John Scully wants to know that a medically assisted death would be an option for him, should he want one.
The former war correspondent suffers from severe mental illness, a mix of post-traumatic stress disorder, depression and anxiety.
He is speaking out again as the Liberals face a looming decision about whether to proceed with an expansion of medically assisted dying currently set to take effect in March.
Medical assistance in dying has been legal in Canada since 2016. In 2021, Parliament approved expanding the eligibility criteria to include those with a mental disorder as their sole underlying condition.
That change was to come into effect in March 2023, but just before it did, the Liberal government paused it for another year in the face of widespread concerns over possible consequences.
Opponents to the change, including some disability advocates, have expressed concern that it will further open the door to abuse and coercion, and that people will choose to end their lives when what they really need is better access to support, including housing and mental health care.
A joint committee of parliamentarians was asked last fall to study the question whether the health-care system was ready and the Liberals now face the choice of whether to go ahead with broadening the rules.
Justice Minister Arif Virani told The Canadian Press last month he would look carefully at what the committee recommends, opening the door to once again pausing the plan to expand eligibility.
Constitutional ‘question marks’
Scully says he regularly experiences terrible nightmares, which he says leave him sleep deprived and are a result of his career as a journalist.
The 82-year-old has tried, as he puts it, “every single method of treatment known to science” and nothing has worked.

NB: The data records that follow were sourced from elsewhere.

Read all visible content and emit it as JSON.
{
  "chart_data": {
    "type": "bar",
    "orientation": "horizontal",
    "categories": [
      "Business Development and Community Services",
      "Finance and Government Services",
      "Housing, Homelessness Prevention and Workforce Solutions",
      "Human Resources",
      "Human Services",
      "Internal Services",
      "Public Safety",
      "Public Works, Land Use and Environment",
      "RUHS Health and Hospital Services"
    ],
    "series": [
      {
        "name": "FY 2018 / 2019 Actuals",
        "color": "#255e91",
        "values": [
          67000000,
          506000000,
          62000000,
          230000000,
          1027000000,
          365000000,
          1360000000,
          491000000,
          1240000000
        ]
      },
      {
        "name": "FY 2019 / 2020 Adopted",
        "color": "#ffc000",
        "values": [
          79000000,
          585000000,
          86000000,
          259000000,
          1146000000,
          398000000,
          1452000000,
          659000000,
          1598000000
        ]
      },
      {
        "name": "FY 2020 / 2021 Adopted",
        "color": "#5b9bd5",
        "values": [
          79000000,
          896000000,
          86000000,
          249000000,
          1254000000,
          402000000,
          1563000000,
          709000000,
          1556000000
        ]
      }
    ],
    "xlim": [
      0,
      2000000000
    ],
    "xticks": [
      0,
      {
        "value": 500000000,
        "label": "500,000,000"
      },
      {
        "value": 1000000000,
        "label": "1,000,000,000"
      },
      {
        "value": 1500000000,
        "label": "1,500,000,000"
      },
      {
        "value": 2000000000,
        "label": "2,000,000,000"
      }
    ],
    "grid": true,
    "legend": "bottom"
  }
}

He has tried to kill himself twice and doesn’t want to again.
“I want some peace and I want some quiet in my death,” he said in an interview Monday.
What Scully wants is the option to die with medical assistance.
“Not as a definitive, ‘I want to die now.’ I want it there as an option to suicide,” he said.
“I want the comfort of knowing that [medically assisted dying] is there for me and for all the people like me who cannot or don’t want to speak out about the suffering and the hell they’re going through — and to avoid the hell of suicide.”
Sen. Stan Kutcher, a psychiatrist from Nova Scotia, argued in favour of expanding the law to include mental illnesses. He sat on the committee that studied the issue last year and said he believes the courts have ruled that Canadians should have access to medical assistance in dying on a case-by-case basis. He said he expects Canada’s attorney general “would adhere to the Charter.”
But while the senator and other proponents of the expansion say excluding those with mental disorders amounts to discrimination and would likely lead to a future court challenge, one constitutional law expert says there remain “big question marks” on that issue.
“Anyone can bring a case, anyone can bring a Charter challenge,” said Kerri Froc, a law professor at the University of New Brunswick. “The question is, is it going to succeed?”
Further delays a ‘betrayal’
Froc was among a number of legal and medical experts to submit briefs before the committee of MPs and senators studying the issue, saying in hers that any potential court challenge on the question of whether mental illness alone could qualify a person for a medically assisted death would be “highly contingent” on the set of facts presented.
Jocelyn Downie, a professor at Halifax’s Dalhousie University, told The Canadian Press last month that another delay on the expansion could force individuals who are suffering intolerably to have to go to court, as others have in the past.
The federal government moved to legalized medical assistance in dying after a 2015 Supreme Court of Canada decision, which ruled the part of the Criminal Code prohibiting doctors from doing so to be unconstitutional in situations where a person was suffering with a “grievous and irremediable medical condition,” whether it be from an illness, disease or disability.
The updated law Parliament passed in 2021 was also in response to a 2019 decision from the Superior Court of Quebec that found it was unconstitutional to make it a requirement that medically assisted dying be limited to someone whose natural death was “reasonably foreseeable.”
During debate over a bill introduced to amend medically assisted dying legislation to reflect that court decision, the Senate added an amendment to include those whose sole reason for seeking an assisted death to be a mental disorder. The House of Commons accepted that change and the bill passed.
The reaction was swift.
More than 30 law professors signed an open letter last year that said it was “reckless” to suggest that a constitutional right to assisted dying for such patients would be recognized by the courts.
Scully said Monday that if the federal Liberals decide to delay that expansion again, the only option it would leave him would be suicide.
He says it would also amount to a “betrayal of every person who is desperately mentally ill.”